問題

あなたの学校では新学期が始まり、生徒たちは新しいスケジュールを選択しなければなりません。あなたにはi番目の要素がi番目のスケジュールを選択した学生の人数が入っている、 int[] groups が与えられます。あなたの学校では、各スケジュールは生徒の人数がminSizeからmaxSizeの間でなければならないという規則があるのですが、登録時にはその規則が守られていません。この規則を満たすように生徒を再登録させるのがあなたの仕事です。再登録はある生徒のスケジュールを別のスケジュールに変更することを言います。あなたが再登録しなければいけない最小の人数を返してください。もし規則を満たすことができない場合は-1を返してください。新しいスケジュールを作ったり、存在するスケジュールを削除することはできないとします。

http://www.topcoder.com/stat?c=problem_statement&pm=8376&rd=13521

解説

Let N denote the number of schedules. It is easy to see that the problem has no solution if and only if the total number of students is either too big (i.e., there are more than maxSize*N students) or too small (less than minSize*N). Otherwise, there are two ways to calculate the minimal number of reassignments. The first one is to simulate the reassignments. On each step, we find the largest group, the smallest group, and reassign some students from the largest group to the smallest.
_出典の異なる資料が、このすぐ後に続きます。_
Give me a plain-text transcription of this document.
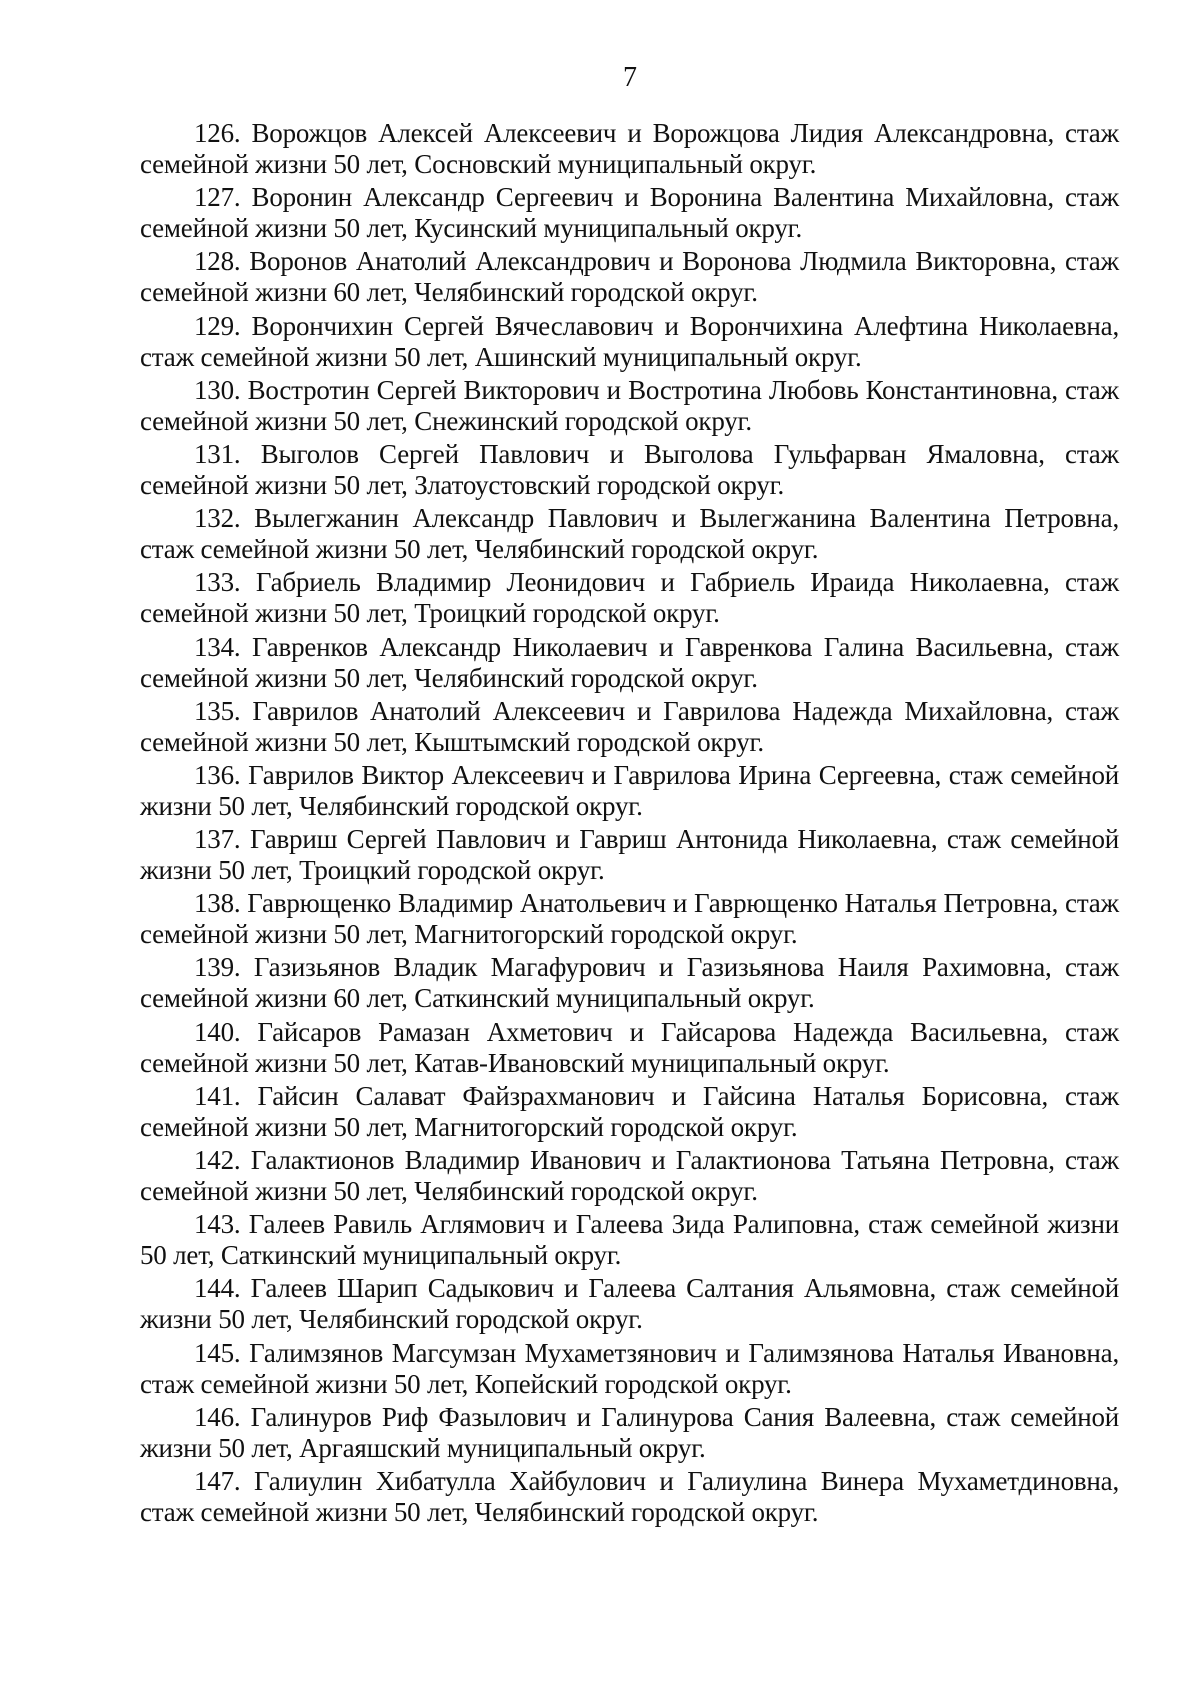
7

126. Ворожцов Алексей Алексеевич и Ворожцова Лидия Александровна, стаж семейной жизни 50 лет, Сосновский муниципальный округ.

127. Воронин Александр Сергеевич и Воронина Валентина Михайловна, стаж семейной жизни 50 лет, Кусинский муниципальный округ.

128. Воронов Анатолий Александрович и Воронова Людмила Викторовна, стаж семейной жизни 60 лет, Челябинский городской округ.

129. Ворончихин Сергей Вячеславович и Ворончихина Алефтина Николаевна, стаж семейной жизни 50 лет, Ашинский муниципальный округ.

130. Востротин Сергей Викторович и Востротина Любовь Константиновна, стаж семейной жизни 50 лет, Снежинский городской округ.

131. Выголов Сергей Павлович и Выголова Гульфарван Ямаловна, стаж семейной жизни 50 лет, Златоустовский городской округ.

132. Вылегжанин Александр Павлович и Вылегжанина Валентина Петровна, стаж семейной жизни 50 лет, Челябинский городской округ.

133. Габриель Владимир Леонидович и Габриель Ираида Николаевна, стаж семейной жизни 50 лет, Троицкий городской округ.

134. Гавренков Александр Николаевич и Гавренкова Галина Васильевна, стаж семейной жизни 50 лет, Челябинский городской округ.

135. Гаврилов Анатолий Алексеевич и Гаврилова Надежда Михайловна, стаж семейной жизни 50 лет, Кыштымский городской округ.

136. Гаврилов Виктор Алексеевич и Гаврилова Ирина Сергеевна, стаж семейной жизни 50 лет, Челябинский городской округ.

137. Гавриш Сергей Павлович и Гавриш Антонида Николаевна, стаж семейной жизни 50 лет, Троицкий городской округ.

138. Гаврющенко Владимир Анатольевич и Гаврющенко Наталья Петровна, стаж семейной жизни 50 лет, Магнитогорский городской округ.

139. Газизьянов Владик Магафурович и Газизьянова Наиля Рахимовна, стаж семейной жизни 60 лет, Саткинский муниципальный округ.

140. Гайсаров Рамазан Ахметович и Гайсарова Надежда Васильевна, стаж семейной жизни 50 лет, Катав-Ивановский муниципальный округ.

141. Гайсин Салават Файзрахманович и Гайсина Наталья Борисовна, стаж семейной жизни 50 лет, Магнитогорский городской округ.

142. Галактионов Владимир Иванович и Галактионова Татьяна Петровна, стаж семейной жизни 50 лет, Челябинский городской округ.

143. Галеев Равиль Аглямович и Галеева Зида Ралиповна, стаж семейной жизни 50 лет, Саткинский муниципальный округ.

144. Галеев Шарип Садыкович и Галеева Салтания Альямовна, стаж семейной жизни 50 лет, Челябинский городской округ.

145. Галимзянов Магсумзан Мухаметзянович и Галимзянова Наталья Ивановна, стаж семейной жизни 50 лет, Копейский городской округ.

146. Галинуров Риф Фазылович и Галинурова Сания Валеевна, стаж семейной жизни 50 лет, Аргаяшский муниципальный округ.

147. Галиулин Хибатулла Хайбулович и Галиулина Винера Мухаметдиновна, стаж семейной жизни 50 лет, Челябинский городской округ.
The second approach has been used by the majority of coders. It calculates the result in linear time and works in the following manner:

1. Let consider schedules, where the number of students is greater than maxSize and calculate the total number of students needed to leave those groups (needToErase).
2. Then consider schedules, where the number of students is less than minSize. Calculate the total number of students needed to join them (needToAccept).
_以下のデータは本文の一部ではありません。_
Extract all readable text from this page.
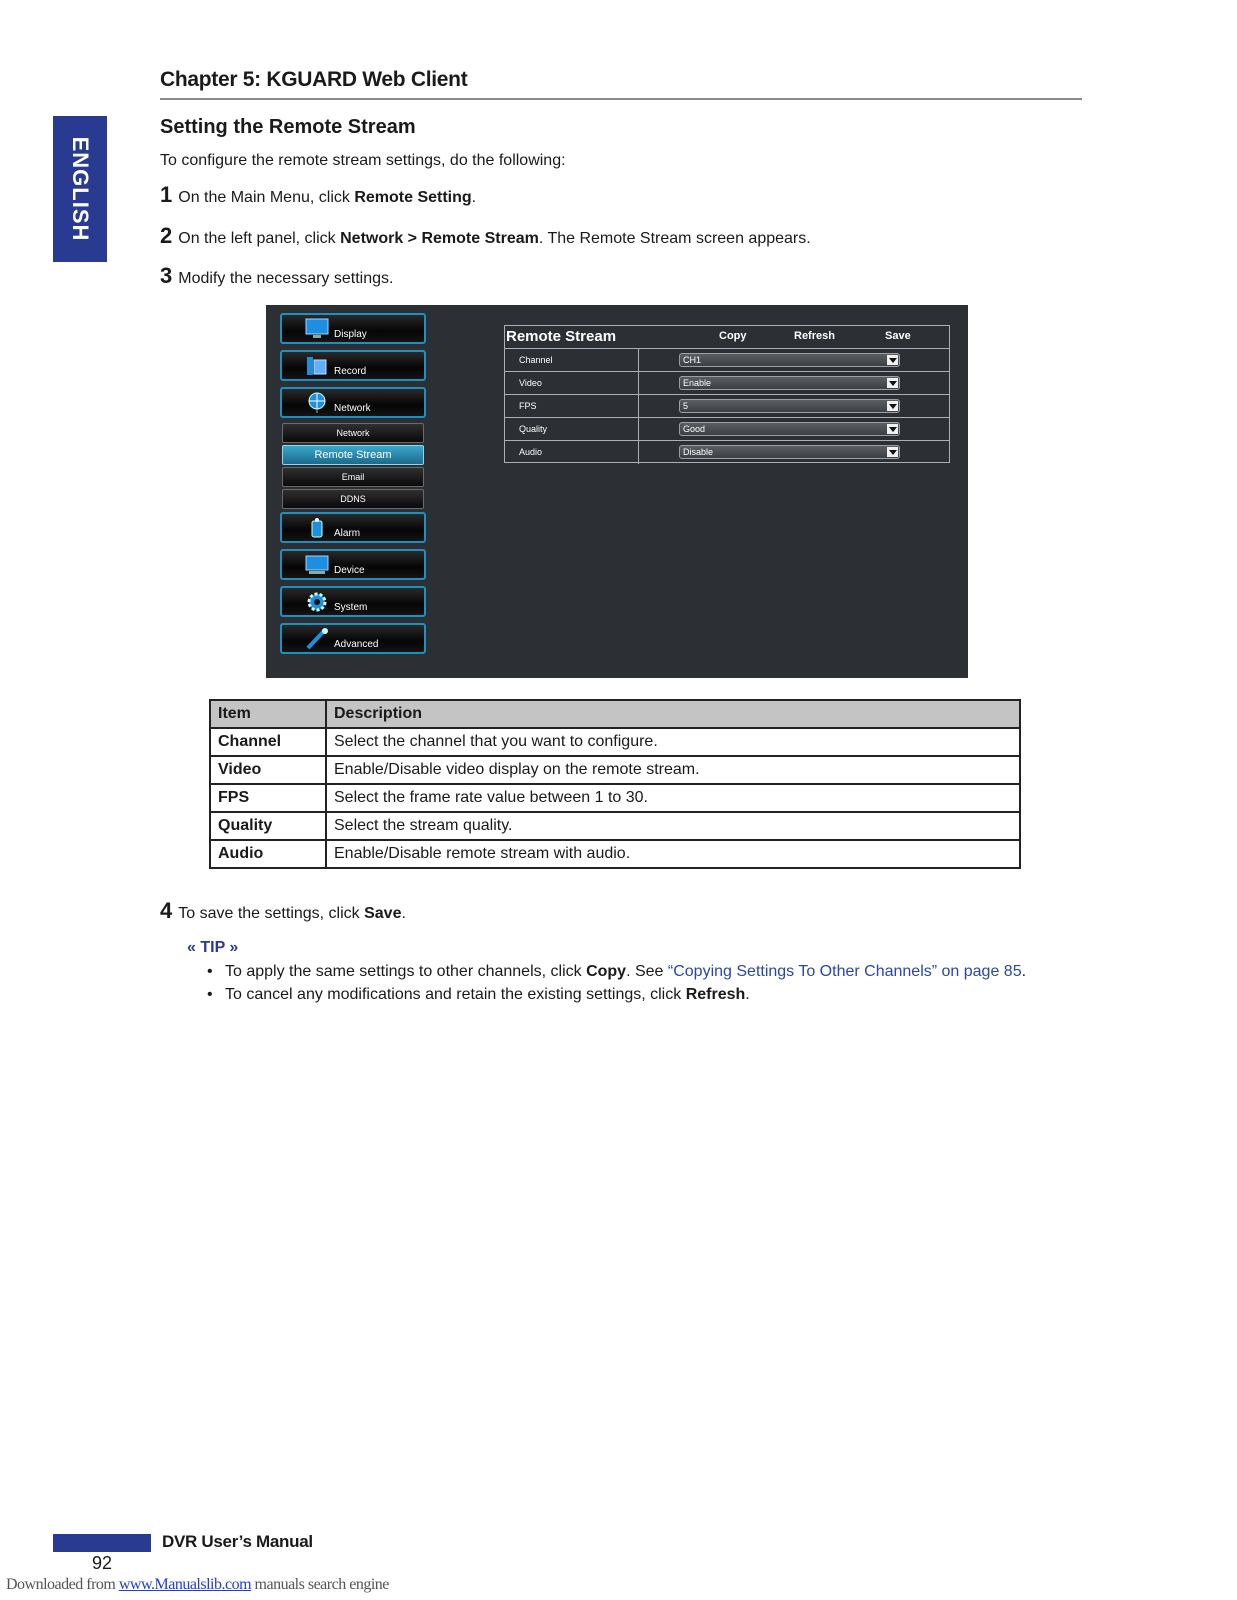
Chapter 5: KGUARD Web Client
ENGLISH
Setting the Remote Stream
To configure the remote stream settings, do the following:
1 On the Main Menu, click Remote Setting.
2 On the left panel, click Network > Remote Stream. The Remote Stream screen appears.
3 Modify the necessary settings.
Display
Record
Network
Network
Remote Stream
Email
DDNS
Alarm
Device
System
Advanced
Remote Stream	Copy	Refresh	Save
Channel	CH1
Video	Enable
FPS	5
Quality	Good
Audio	Disable
Item	Description
Channel	Select the channel that you want to configure.
Video	Enable/Disable video display on the remote stream.
FPS	Select the frame rate value between 1 to 30.
Quality	Select the stream quality.
Audio	Enable/Disable remote stream with audio.
4 To save the settings, click Save.
« TIP »
• To apply the same settings to other channels, click Copy. See “Copying Settings To Other Channels” on page 85.
• To cancel any modifications and retain the existing settings, click Refresh.
DVR User’s Manual
92
Downloaded from www.Manualslib.com manuals search engine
The answer to the problem, as can be easily proved, is the maximum of needToErase and needToAccept.

http://www.topcoder.com/tc?module=Static&d1=match_editorials&d2=srm430

My code

class CreateGroups {
public:
  int minChanges(vector <int> groups, int minSize, int maxSize) {
    int result=0;

	int sum = 0;
	for(int i=0 ; i<groups.size() ; i++){
		sum += groups[i];
	}
	if((double)sum/(double)groups.size()>maxSize || (double)sum/(double)groups.size()<minSize) return -1;

	sum = 0;
	int lack = 0;
	for(int i=0 ; i<groups.size() ; i++){
		if(groups[i] > maxSize) sum += groups[i]-maxSize;
		else if(groups[i] < minSize) lack += minSize - groups[i];
	}

	return max(sum,lack);
  }
};

問題

You are given two positive integers x and k. Return the k-th smallest positive integer y (where k is 1-based) for which the following equation holds:
x + y = x | y
where '|' denotes the bitwise OR operator.
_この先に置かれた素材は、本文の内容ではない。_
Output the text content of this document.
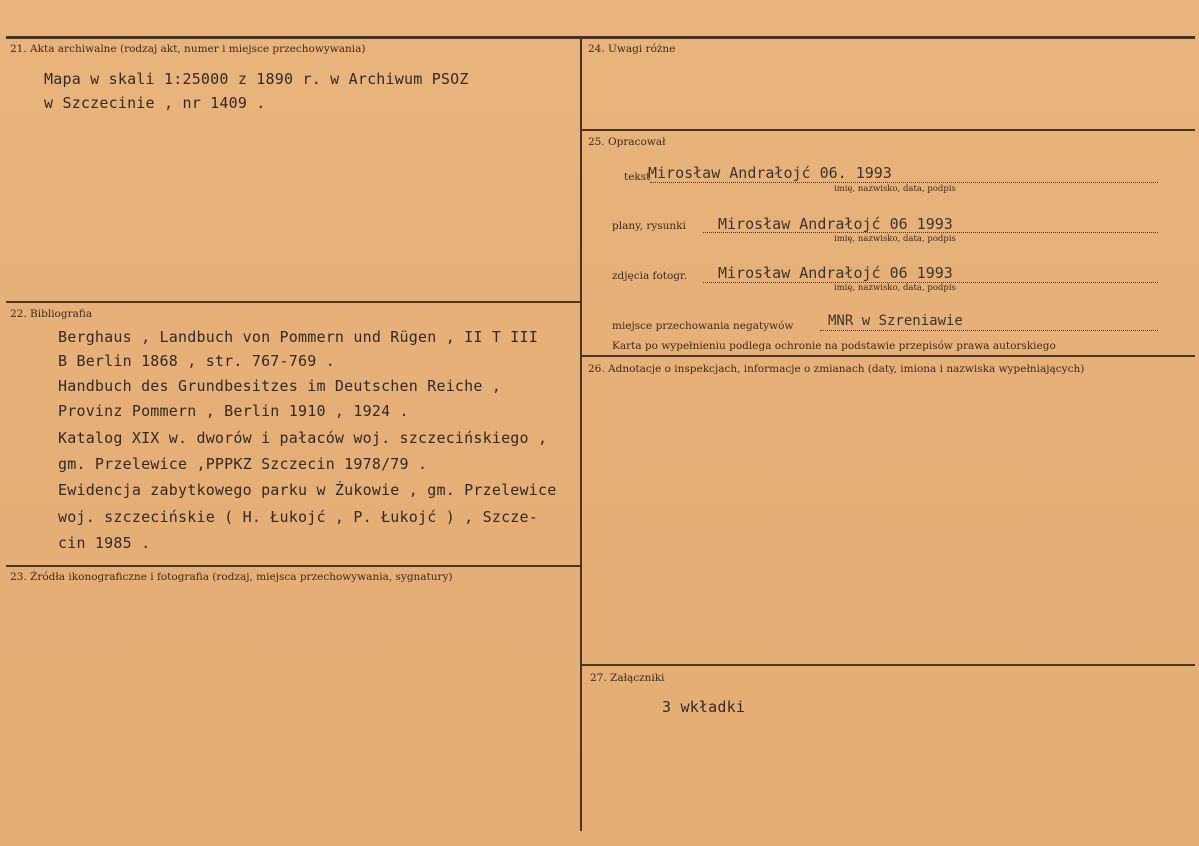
21. Akta archiwalne (rodzaj akt, numer i miejsce przechowywania)
Mapa w skali 1:25000 z 1890 r. w Archiwum PSOZ
w Szczecinie , nr 1409 .
22. Bibliografia
Berghaus , Landbuch von Pommern und Rügen , II T III
B Berlin 1868 , str. 767-769 .
Handbuch des Grundbesitzes im Deutschen Reiche ,
Provinz Pommern , Berlin 1910 , 1924 .
Katalog XIX w. dworów i pałaców woj. szczecińskiego ,
gm. Przelewice ,PPPKZ Szczecin 1978/79 .
Ewidencja zabytkowego parku w Żukowie , gm. Przelewice
woj. szczecińskie ( H. Łukojć , P. Łukojć ) , Szcze-
cin 1985 .
23. Źródła ikonograficzne i fotografia (rodzaj, miejsca przechowywania, sygnatury)
24. Uwagi różne
25. Opracował
tekst
Mirosław Andrałojć 06. 1993
imię, nazwisko, data, podpis
plany, rysunki Mirosław Andrałojć 06 1993
imię, nazwisko, data, podpis
zdjęcia fotogr. Mirosław Andrałojć 06 1993
imię, nazwisko, data, podpis
miejsce przechowania negatywów MNR w Szreniawie
Karta po wypełnieniu podlega ochronie na podstawie przepisów prawa autorskiego
26. Adnotacje o inspekcjach, informacje o zmianach (daty, imiona i nazwiska wypełniających)
27. Załączniki
3 wkładki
http://www.topcoder.com/stat?c=problem_statement&pm=9921&rd=13521

解説

One can prove that number y is a solution of the given equation if and only if y has zeroes in all positions where x has ones (in binary notation, of course). In other words, we need to determine the digits of y for positions where x has zeroes. For instance, if x = 1001101001 in binary (617 in decimal notation), then the last ten digits of y must be y= 0**00*0**0, where '*' denotes either zero or one. Also, we can pad any number of any digits to the beginning of the number, since all higher bits are zeroes.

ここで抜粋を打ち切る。